I am trying to use the cudaOccupancyMaxActiveBlocksPerMultiprocessor() with a function/kernel pointer i got using the cuModuleGetFunction(), but am getting INVALID device function.
I have reproduced the same error/behaviour using the vectorAddDrv.
I added the following line (plus an include to cuda_runtime_api.h):
assert(cudaOccupancyMaxActiveBlocksPerMultiprocessor ( &blocks, vecAdd_kernel, 256, 0 ) == cudaSuccess);
Right after the existing cuModuleGetFunction call (line 114-115 in my sources):
checkCudaErrors(cuModuleGetFunction(&vecAdd_kernel, cuModule, "VecAdd_kernel"));
Running with cuda-gdb i get the following line:
warning: Cuda API error detected: cudaOccupancyMaxActiveBlocksPerMultiprocessor returned (0x62)

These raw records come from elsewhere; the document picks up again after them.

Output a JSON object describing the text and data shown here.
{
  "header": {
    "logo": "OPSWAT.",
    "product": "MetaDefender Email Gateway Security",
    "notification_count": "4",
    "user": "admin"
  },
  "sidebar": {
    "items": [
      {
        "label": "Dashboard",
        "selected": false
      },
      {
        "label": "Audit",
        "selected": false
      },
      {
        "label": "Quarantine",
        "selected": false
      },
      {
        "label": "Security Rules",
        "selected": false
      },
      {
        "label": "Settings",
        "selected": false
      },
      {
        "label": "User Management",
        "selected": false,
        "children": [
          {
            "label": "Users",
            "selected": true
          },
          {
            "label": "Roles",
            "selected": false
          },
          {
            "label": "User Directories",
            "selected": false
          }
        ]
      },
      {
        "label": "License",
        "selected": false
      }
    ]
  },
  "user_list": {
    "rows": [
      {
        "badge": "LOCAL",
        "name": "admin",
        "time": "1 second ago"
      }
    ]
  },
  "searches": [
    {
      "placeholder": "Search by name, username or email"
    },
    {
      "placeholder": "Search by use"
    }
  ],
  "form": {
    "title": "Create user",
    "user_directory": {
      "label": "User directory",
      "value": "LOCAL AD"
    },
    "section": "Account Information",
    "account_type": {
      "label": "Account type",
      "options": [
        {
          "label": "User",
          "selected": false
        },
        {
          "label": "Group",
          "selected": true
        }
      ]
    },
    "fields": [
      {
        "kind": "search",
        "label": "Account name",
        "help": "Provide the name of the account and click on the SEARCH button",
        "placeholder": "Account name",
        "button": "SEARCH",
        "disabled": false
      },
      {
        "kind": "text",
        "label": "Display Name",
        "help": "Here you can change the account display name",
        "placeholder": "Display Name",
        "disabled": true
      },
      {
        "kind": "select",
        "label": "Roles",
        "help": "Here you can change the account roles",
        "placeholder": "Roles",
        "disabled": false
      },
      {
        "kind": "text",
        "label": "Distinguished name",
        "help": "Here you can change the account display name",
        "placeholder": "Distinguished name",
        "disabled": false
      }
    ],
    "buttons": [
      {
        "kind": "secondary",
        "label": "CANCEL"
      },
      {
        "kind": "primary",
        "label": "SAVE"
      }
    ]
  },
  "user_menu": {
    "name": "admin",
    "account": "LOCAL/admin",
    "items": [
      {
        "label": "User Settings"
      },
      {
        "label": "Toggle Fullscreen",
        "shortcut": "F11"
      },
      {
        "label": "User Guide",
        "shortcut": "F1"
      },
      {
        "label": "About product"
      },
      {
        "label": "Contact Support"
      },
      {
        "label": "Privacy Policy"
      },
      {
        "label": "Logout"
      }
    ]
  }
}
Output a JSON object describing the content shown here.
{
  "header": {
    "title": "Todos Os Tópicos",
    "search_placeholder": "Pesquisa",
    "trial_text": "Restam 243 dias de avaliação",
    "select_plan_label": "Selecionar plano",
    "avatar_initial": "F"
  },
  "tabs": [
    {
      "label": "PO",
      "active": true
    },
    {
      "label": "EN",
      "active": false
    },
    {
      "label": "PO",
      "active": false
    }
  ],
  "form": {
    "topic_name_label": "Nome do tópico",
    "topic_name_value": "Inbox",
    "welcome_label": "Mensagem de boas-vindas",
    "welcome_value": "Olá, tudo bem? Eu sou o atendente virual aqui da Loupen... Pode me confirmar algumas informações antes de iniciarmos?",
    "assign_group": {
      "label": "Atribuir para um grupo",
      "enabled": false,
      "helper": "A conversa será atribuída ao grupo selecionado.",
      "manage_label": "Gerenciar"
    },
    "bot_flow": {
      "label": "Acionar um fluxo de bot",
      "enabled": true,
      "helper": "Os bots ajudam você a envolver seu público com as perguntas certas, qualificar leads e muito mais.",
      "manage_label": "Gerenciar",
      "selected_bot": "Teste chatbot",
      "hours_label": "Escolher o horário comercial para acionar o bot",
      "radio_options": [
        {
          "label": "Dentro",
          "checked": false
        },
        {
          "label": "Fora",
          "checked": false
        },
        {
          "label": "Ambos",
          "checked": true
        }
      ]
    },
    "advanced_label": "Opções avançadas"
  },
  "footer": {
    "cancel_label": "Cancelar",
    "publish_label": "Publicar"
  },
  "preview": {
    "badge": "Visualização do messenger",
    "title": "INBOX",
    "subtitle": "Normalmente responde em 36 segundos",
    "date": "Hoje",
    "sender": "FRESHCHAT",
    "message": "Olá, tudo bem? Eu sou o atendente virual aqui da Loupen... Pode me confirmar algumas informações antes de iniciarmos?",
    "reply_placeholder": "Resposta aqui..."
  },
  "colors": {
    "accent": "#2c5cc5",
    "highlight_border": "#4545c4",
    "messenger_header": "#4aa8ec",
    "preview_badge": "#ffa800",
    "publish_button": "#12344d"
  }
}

The code corresponds to cudaErrorInvalidDeviceFunction, which is strange as the kernel/function is valid and runnable.
As the documentation does not mention any corner cases, i assumed i could use cudaOccupancyMaxActiveBlocksPerMultiprocessor with a function/kernel pointer returned from cuModuleGetFunction, is this not the case?
(I am using CUDA 10.1)
Thanks in advance